Ketegangan meningkat minggu ini dengan Korea Selatan dan Jepang, dengan China membalas dengan menangguhkan visa jangka pendek untuk warga negara mereka. Kedua negara juga membatasi penerbangan, menguji pelancong dari China pada saat kedatangan, dan mengkarantina yang positif.

Beberapa bagian China kembali ke kehidupan normal.

Di kota-kota besar khususnya, penduduk semakin berpindah-pindah, menunjukkan pemulihan konsumsi dan aktivitas ekonomi secara bertahap, meskipun sejauh ini lambat.

Seorang pejabat imigrasi mengatakan pada hari Jumat bahwa rata-rata 490.000 perjalanan harian dilakukan masuk dan keluar China sejak dibuka kembali pada 8 Januari, hanya 26% dari tingkat pra-pandemi.

Chu Wenhong yang berbasis di Singapura termasuk di antara mereka yang akhirnya bertemu kembali dengan orang tua mereka untuk pertama kalinya dalam tiga tahun. “Mereka berdua terkena COVID, dan sudah cukup tua. Saya sebenarnya merasa cukup beruntung, karena tidak terlalu serius bagi mereka, tetapi kesehatan mereka tidak terlalu baik,” katanya.

PERINGATAN
Sementara pembukaan kembali China telah memberikan dorongan pada aset keuangan secara global, para pembuat kebijakan di seluruh dunia khawatir hal itu dapat menghidupkan kembali tekanan inflasi.

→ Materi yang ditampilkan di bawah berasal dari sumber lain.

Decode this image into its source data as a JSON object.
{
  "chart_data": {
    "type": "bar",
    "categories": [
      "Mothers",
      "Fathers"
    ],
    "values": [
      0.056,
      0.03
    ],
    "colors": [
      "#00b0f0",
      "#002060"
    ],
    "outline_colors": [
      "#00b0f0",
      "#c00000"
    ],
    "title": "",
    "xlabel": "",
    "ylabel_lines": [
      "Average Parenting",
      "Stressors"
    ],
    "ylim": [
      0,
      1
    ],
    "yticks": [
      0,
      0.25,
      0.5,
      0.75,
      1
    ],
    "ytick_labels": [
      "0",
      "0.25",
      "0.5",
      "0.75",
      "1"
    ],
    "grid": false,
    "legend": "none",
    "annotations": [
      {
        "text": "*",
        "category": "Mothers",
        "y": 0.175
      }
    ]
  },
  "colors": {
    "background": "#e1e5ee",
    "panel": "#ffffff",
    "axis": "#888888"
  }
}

Namun, data perdagangan bulan Desember yang dirilis pada hari Jumat memberikan alasan untuk berhati-hati terhadap laju pemulihan China.

Jin Chaofeng, yang perusahaannya mengekspor furnitur rotan luar ruangan, mengatakan dia tidak memiliki rencana ekspansi atau perekrutan untuk tahun 2023. “Dengan pencabutan pembatasan COVID, permintaan domestik diperkirakan akan meningkat tapi Bukan ekspor," ujarnya.

Data minggu depan diharapkan menunjukkan ekonomi China tumbuh 2,8% pada tahun 2022, paling lambat kedua sejak 1976, tahun terakhir Revolusi Kebudayaan selama satu dekade Mao Zedong, menurut jajak pendapat Reuters.

Beberapa analis mengatakan penguncian tahun lalu akan meninggalkan luka permanen di China, termasuk memperburuk prospek demografisnya yang sudah suram. Pertumbuhan kemudian terlihat rebound menjadi 4,9% tahun ini, masih jauh di bawah tren sebelum pandemi.